Presidente pediu 24 horas para analisar detalhes da regulamentação que impõe limites às plataformas digitais no acesso de crianças e adolescentes.
O presidente Luiz Inácio Lula da Silva cancelou na última terça-feira uma cerimônia com cerca de 700 convidados para o lançamento do ECA Digital. O motivo foi a necessidade de analisar pessoalmente o decreto que seria assinado durante o evento.
Lula solicitou 24 horas adicionais para examinar o conteúdo técnico da norma antes de assiná-la. A informação foi confirmada pelo secretário de Políticas Digitais da Secom, João Brandt.
Segundo Brandt, o texto era consensual entre os ministérios, mas o presidente quis conhecer os detalhes das opções adotadas. A cerimônia foi remarcada para a tarde desta quarta-feira no Palácio do Planalto.
O episódio ocorre em um contexto de crescente pressão da sociedade e do Congresso por proteção digital de menores. O adiamento reflete cautela institucional e o desejo de não errar em uma pauta de alto apelo popular.
Na verdade, serão três atos normativos assinados em conjunto. O primeiro estabelece regras e responsabilidades das plataformas na proteção de menores.
O segundo cria um centro na Polícia Federal para receber denúncias de crimes contra crianças originadas nas redes. O terceiro reestrutura a Autoridade Nacional de Proteção de Dados (ANPD) para fiscalização.
A regulamentação impacta diretamente gigantes como Meta, TikTok e Google. Elas terão que redesenhar plataformas para inibir o acesso de menores a conteúdos proibidos.
Práticas como rolagem infinita, reprodução automática de vídeos e sistemas de recompensa serão vedadas em contas de crianças e adolescentes. O objetivo é combater mecanismos que exploram vulnerabilidades psicológicas dos jovens.
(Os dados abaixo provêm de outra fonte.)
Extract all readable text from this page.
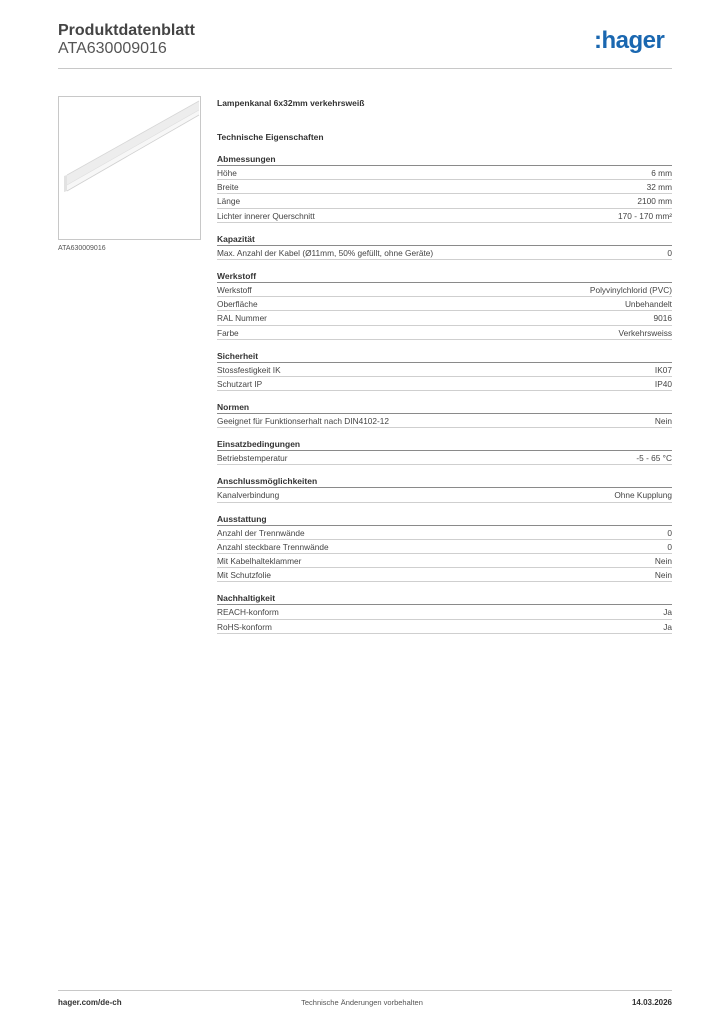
Produktdatenblatt
ATA630009016	:hager
ATA630009016
Lampenkanal 6x32mm verkehrsweiß
Technische Eigenschaften
Abmessungen
Höhe	6 mm
Breite	32 mm
Länge	2100 mm
Lichter innerer Querschnitt	170 - 170 mm²
Kapazität
Max. Anzahl der Kabel (Ø11mm, 50% gefüllt, ohne Geräte)	0
Werkstoff
Werkstoff	Polyvinylchlorid (PVC)
Oberfläche	Unbehandelt
RAL Nummer	9016
Farbe	Verkehrsweiss
Sicherheit
Stossfestigkeit IK	IK07
Schutzart IP	IP40
Normen
Geeignet für Funktionserhalt nach DIN4102-12	Nein
Einsatzbedingungen
Betriebstemperatur	-5 - 65 °C
Anschlussmöglichkeiten
Kanalverbindung	Ohne Kupplung
Ausstattung
Anzahl der Trennwände	0
Anzahl steckbare Trennwände	0
Mit Kabelhalteklammer	Nein
Mit Schutzfolie	Nein
Nachhaltigkeit
REACH-konform	Ja
RoHS-konform	Ja
hager.com/de-ch	Technische Änderungen vorbehalten	14.03.2026
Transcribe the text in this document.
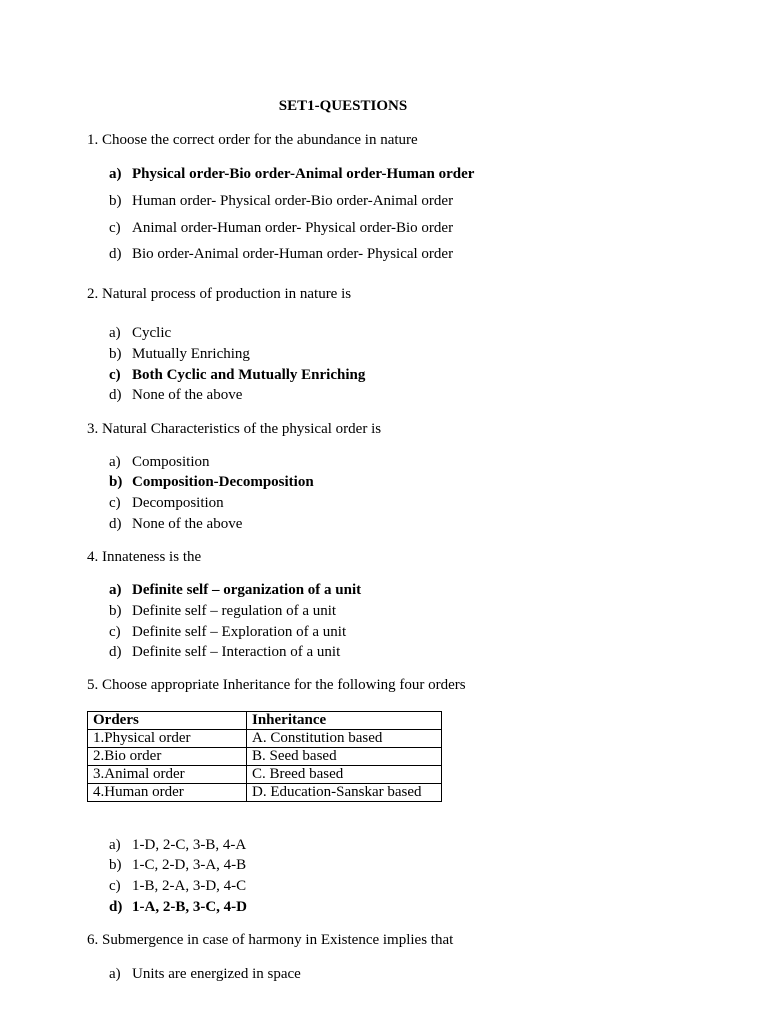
SET1-QUESTIONS
1. Choose the correct order for the abundance in nature
a) Physical order-Bio order-Animal order-Human order
b) Human order- Physical order-Bio order-Animal order
c) Animal order-Human order- Physical order-Bio order
d) Bio order-Animal order-Human order- Physical order
2. Natural process of production in nature is
a) Cyclic
b) Mutually Enriching
c) Both Cyclic and Mutually Enriching
d) None of the above
3. Natural Characteristics of the physical order is
a) Composition
b) Composition-Decomposition
c) Decomposition
d) None of the above
4. Innateness is the
a) Definite self – organization of a unit
b) Definite self – regulation of a unit
c) Definite self – Exploration of a unit
d) Definite self – Interaction of a unit
5. Choose appropriate Inheritance for the following four orders
Orders	Inheritance
1.Physical order	A. Constitution based
2.Bio order	B. Seed based
3.Animal order	C. Breed based
4.Human order	D. Education-Sanskar based
a) 1-D, 2-C, 3-B, 4-A
b) 1-C, 2-D, 3-A, 4-B
c) 1-B, 2-A, 3-D, 4-C
d) 1-A, 2-B, 3-C, 4-D
6. Submergence in case of harmony in Existence implies that
a) Units are energized in space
A lei base foi sancionada por Lula em setembro de 2024. Ela obriga redes sociais a combaterem conteúdos de exploração sexual, violência, danos à saúde mental, pornografia e promoção de álcool, tabaco e apostas.
A fiscalização caberá à ANPD, que poderá aplicar advertências e sanções progressivas. Brandt afirmou, porém, que o governo vê disposição do setor privado em se adaptar.
O tom conciliatório com as empresas é estratégico. A implementação efetiva depende da cooperação das plataformas, cujas estruturas técnicas estão fora da jurisdição direta do Estado.
O debate sobre regulação digital ganhou força após casos de violência ligados ao uso de redes por adolescentes, incluindo ataques em escolas. O ECA Digital surgiu como resposta a essa pressão.
Ao pedir mais tempo para ler o decreto, Lula sinalizou que não quer lançar uma política de grande alcance de forma precipitada. A mensagem interna é clara: quando o assunto envolve crianças, até o detalhe técnico é crucial.